Hi Jason –
That’s very interesting and may well be correct. I’d like to say a bit more about Origen and castration since you’ve very usefully opened up the discussion here (for the fearful ).
I’ve heard it sometime suggested that the charge of self castration may have invented by Origen’s enemies. However, I also know that Peter Brown – who I’m told wrote the standard work on the Body and early Christianity - believes it may well be true and entirely in keeping with the worldview that Origen shared with his contemporaries (must read this book one day – apparently it’s a work of great understanding and compassion).
I understand that as a Roman citizen Origen may well have been in trouble with the authorities for self castration. The pagan cult of ‘family values’ brought in by Augustus took a very dim view of this because it deprived the Roman state of a potential breeder for the Roman army - and perhaps we also need to be aware of a context of protest here).
One thing I am fairly certain about is that Origen’s act was not driven by sexual disgust and loathing for women.
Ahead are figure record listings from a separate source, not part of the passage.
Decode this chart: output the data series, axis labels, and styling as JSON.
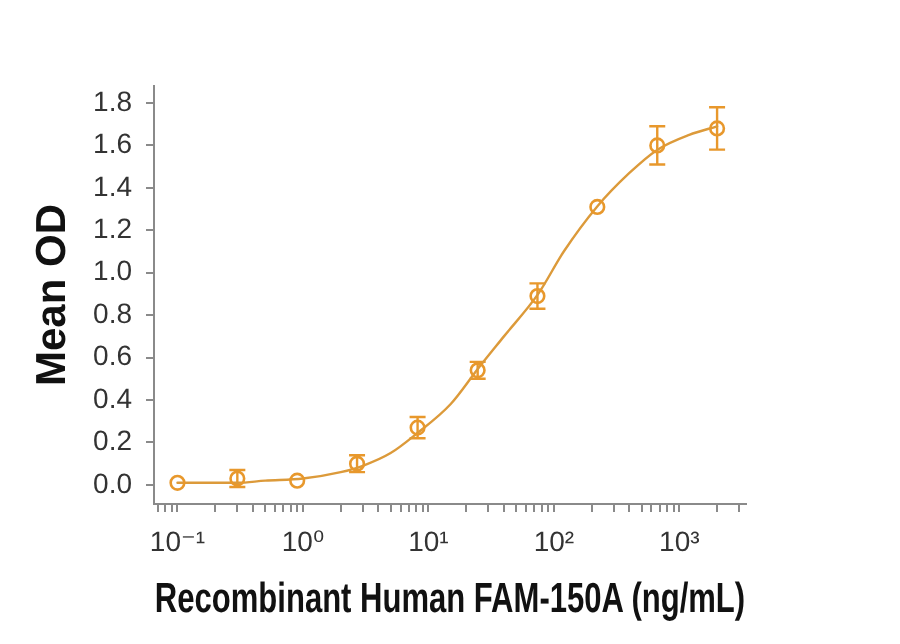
{
  "chart_data": {
    "type": "scatter",
    "xlabel": "Recombinant Human FAM-150A (ng/mL)",
    "ylabel": "Mean OD",
    "log": "x",
    "xlim": [
      0.065,
      3400
    ],
    "xticks": [
      {
        "value": 0.07,
        "label": null
      },
      {
        "value": 0.08,
        "label": null
      },
      {
        "value": 0.09,
        "label": null
      },
      {
        "value": 0.1,
        "label": "10⁻¹"
      },
      {
        "value": 0.2,
        "label": null
      },
      {
        "value": 0.3,
        "label": null
      },
      {
        "value": 0.4,
        "label": null
      },
      {
        "value": 0.5,
        "label": null
      },
      {
        "value": 0.6,
        "label": null
      },
      {
        "value": 0.7,
        "label": null
      },
      {
        "value": 0.8,
        "label": null
      },
      {
        "value": 0.9,
        "label": null
      },
      {
        "value": 1,
        "label": "10⁰"
      },
      {
        "value": 2,
        "label": null
      },
      {
        "value": 3,
        "label": null
      },
      {
        "value": 4,
        "label": null
      },
      {
        "value": 5,
        "label": null
      },
      {
        "value": 6,
        "label": null
      },
      {
        "value": 7,
        "label": null
      },
      {
        "value": 8,
        "label": null
      },
      {
        "value": 9,
        "label": null
      },
      {
        "value": 10,
        "label": "10¹"
      },
      {
        "value": 20,
        "label": null
      },
      {
        "value": 30,
        "label": null
      },
      {
        "value": 40,
        "label": null
      },
      {
        "value": 50,
        "label": null
      },
      {
        "value": 60,
        "label": null
      },
      {
        "value": 70,
        "label": null
      },
      {
        "value": 80,
        "label": null
      },
      {
        "value": 90,
        "label": null
      },
      {
        "value": 100,
        "label": "10²"
      },
      {
        "value": 200,
        "label": null
      },
      {
        "value": 300,
        "label": null
      },
      {
        "value": 400,
        "label": null
      },
      {
        "value": 500,
        "label": null
      },
      {
        "value": 600,
        "label": null
      },
      {
        "value": 700,
        "label": null
      },
      {
        "value": 800,
        "label": null
      },
      {
        "value": 900,
        "label": null
      },
      {
        "value": 1000,
        "label": "10³"
      },
      {
        "value": 2000,
        "label": null
      },
      {
        "value": 3000,
        "label": null
      }
    ],
    "ylim": [
      -0.09,
      1.88
    ],
    "yticks": [
      {
        "value": 0,
        "label": "0.0"
      },
      0.2,
      0.4,
      0.6,
      0.8,
      {
        "value": 1,
        "label": "1.0"
      },
      1.2,
      1.4,
      1.6,
      1.8
    ],
    "marker": "circle",
    "series": [
      {
        "color": "#e8982c",
        "x": [
          0.1,
          0.3,
          0.9,
          2.7,
          8.2,
          24.7,
          74,
          222,
          667,
          2000
        ],
        "values": [
          0.01,
          0.03,
          0.02,
          0.1,
          0.27,
          0.54,
          0.89,
          1.31,
          1.6,
          1.68
        ],
        "errors": [
          null,
          0.04,
          null,
          0.04,
          0.05,
          0.04,
          0.06,
          null,
          0.09,
          0.1
        ]
      },
      {
        "type": "line",
        "color": "#dc9a3a",
        "marker": "none",
        "x": [
          0.1,
          0.3,
          0.5,
          1,
          2,
          3,
          5,
          8,
          15,
          25,
          40,
          75,
          120,
          220,
          400,
          670,
          1200,
          2000
        ],
        "values": [
          0.01,
          0.01,
          0.02,
          0.03,
          0.06,
          0.09,
          0.15,
          0.24,
          0.38,
          0.55,
          0.7,
          0.9,
          1.1,
          1.31,
          1.47,
          1.58,
          1.65,
          1.69
        ]
      }
    ]
  }
}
I understand that it is no longer certain that Clement of Alexandria was Origen’s teacher – but Origen was certainly strongly influenced by Clement. Clement wrote effusively in praise of women, and of women as real equals in Christ with men.
Our ‘negative friend’ Tertullian was, by way of contrast, hot on misogyny. As you say, it is ironic that he – the staunch and angry defender of the severest orthodoxy -ended up a heretic. In the end he joined the Montanists because of their heretical rigour in not forgiving even minor sins committed after baptism and their consequent readiness to hand out excommunications left, right and centre. Their dependence on prophetic utterance as a source of authority also challenged the wider Church at a time when the authority of scripture was under attack and not settled. And the big irony is – regarding Tertullian – that their two leading prophets of Montanism were women.
Certainly Tertullian’s anti-feminism eventually won the day in the early Church.
I note that Augustine, when he was a Manichean had a sort of civil contract (of councubinage) with a woman who was the father of his child Adeodatus – Manichean’s did not marry because they believed the physical world was created by an evil god as a prison for spirit (so they had no sacrament of marriage).When he first became a Christian – before he’d got himself ‘sorted’ – he famously prayed ‘O Lord give me chastity, but not yet’. However, when he had sorted himself out, he did not marry his ‘mistress’ for the sake of his son and out of love for the mother of his son – instead he turned her away, literally telling her to ‘go to hell’.
Jerome – who features over at Tentmakers as a good bloke for having said some things which sound like they were influenced by Origen – claimed that the only woman he’d ever admired (a female ascetic whom he knew) was a woman who filled him with disgust by her physical repulsiveness. There was a contemporary of Jerome’s named Jovinian – also a strict ascetic – who had the temerity to suggest that the married state and the celibate state were equally pleasing to God as vocations for the faithful. Jerome hounded Jovinian with intemperate and vicious invective. I often think that for all the harsh things we can justly say about Luther – he was engaged in one very big battle with tradition and conscience to overcome his fear and marry a runaway nun.
As far as the New Testament goes I remember reading a scholarly work – and I’ve forgotten who it was by – in which the author suggested that one of the big impressions we get from reading the Gospels is that Jesus enjoyed the company of women and walked among them without scruple of anxious prudery. It is often commented how relaxed and humorous his conversation is with the Samaritan woman at the well – for example. And when he addresses the woman with a haemorrhage as ‘Daughter of Abraham’ – I understand that there are no parallels in Rabbinic literature of the time (and he is breaking purity law by his act of inclusion).
The fact that women are the first witnesses to the Resurrection is subversive too – in Hebrew law the testimony of women was not equal to that of men. And of course we have our old pal ‘Junia’ who Paul addresses as a fellow Apostle in the earliest manuscripts of the New Testament (whereas in later manuscripts her name has been changed to its masculine form – ‘Junius’)
Regarding Jesus saying about Eunuchs and the Kingdom – which is obviously about self restraint – I’ve heard it commented that the Mediterranean was and is ‘a magnificent sea surrounded by layers of pathological male sexuality, and nothing accosts that profound insecurity like the mention of eunuchs and castration – so Jesus’ metaphor does not necessarily promote asceticism – and even less literal castration; rather it is directed deliberately at patriarchal chauvinism. Also I’ve heard it commented that eunuchs were not uncommon in the ancient world – whether through birth, through accident, or through castration as male slaves in a Roman household that had intimate contact with the women of the house. Leviticus suggests that eunuchs are unclean because no eunuch can become a Levite – and perhaps a another layer of purpose and meaning to Jesus’ metaphor here is to challenge the exclusions made by purity laws.
A final word about Origen – then high time to move on!!! The British writer Karen Armstrong pictures him memorably thus –
‘In an age where the philosopher was characterised by his long beard (a sign of wisdom) Origen’s smooth cheeks and high voice would have been startling’.
And it’s great to know that people are beginning to say good things about ‘our man’ Origen in the media!